O punk ainda rolou bem pelos anos 1980. O declínio começou lá pelo começo dos 1990, na época do Plano Collor. Foi o começo do desmonte da cena rock brasileira. Com isso, o punk original foi junto. O pessoal mais conhecido se virou, tocando em festivais fora do Brasil. O Cólera estava sempre na Europa. Houve uma época em que o João Gordo e o Ratos passavam pelo menos três meses fora do país excursionando.

Em 2013, eu mexi novamente no meu arquivo para poder elaborar uma exposição sobre o punk aqui em São Paulo. Felizmente, não perdi nada. Tenho tudo preservado. Fiquei surpreso com as coisas que fui descobrindo, principalmente registros de shows dos quais eu nem lembrava mais. Ainda tenho muitas caixas de negativos para mexer. Produzi demais naquela época. É toda uma história do movimento, que ainda está sendo contada e redescoberta.

Hoje, fico pensando por que o punk brasileiro floresceu principalmente em São Paulo e nem tanto no resto do Brasil.

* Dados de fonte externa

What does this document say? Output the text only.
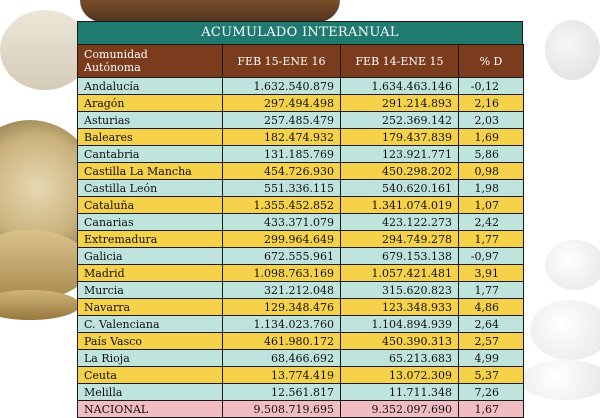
ACUMULADO INTERANUAL
Comunidad
Autónoma	FEB 15-ENE 16	FEB 14-ENE 15	% D
Andalucía	1.632.540.879	1.634.463.146	-0,12
Aragón	297.494.498	291.214.893	2,16
Asturias	257.485.479	252.369.142	2,03
Baleares	182.474.932	179.437.839	1,69
Cantabria	131.185.769	123.921.771	5,86
Castilla La Mancha	454.726.930	450.298.202	0,98
Castilla León	551.336.115	540.620.161	1,98
Cataluña	1.355.452.852	1.341.074.019	1,07
Canarias	433.371.079	423.122.273	2,42
Extremadura	299.964.649	294.749.278	1,77
Galicia	672.555.961	679.153.138	-0,97
Madrid	1.098.763.169	1.057.421.481	3,91
Murcia	321.212.048	315.620.823	1,77
Navarra	129.348.476	123.348.933	4,86
C. Valenciana	1.134.023.760	1.104.894.939	2,64
País Vasco	461.980.172	450.390.313	2,57
La Rioja	68.466.692	65.213.683	4,99
Ceuta	13.774.419	13.072.309	5,37
Melilla	12.561.817	11.711.348	7,26
NACIONAL	9.508.719.695	9.352.097.690	1,67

Havia um clima para isso na metrópole. O punk preencheu uma lacuna importante, dando um contexto para quem vivia na periferia. Era uma garotada fodida, pobre ou de classe média baixa. Mas era paradoxal: o punk também interessou a quem estudava em boas escolas. Afinal, para conhecer a cena gringa, era preciso ter condições para pesquisar e frequentar as lojas que importavam os discos – que eram difíceis de conseguir – ou ter contato com alguém que possuía algum material. De alguma forma, a informação circulava. No final das contas, acho que o punk aconteceu aqui porque havia um clima operário e uma molecada com sangue nos olhos querendo ter alguma coisa que a representasse.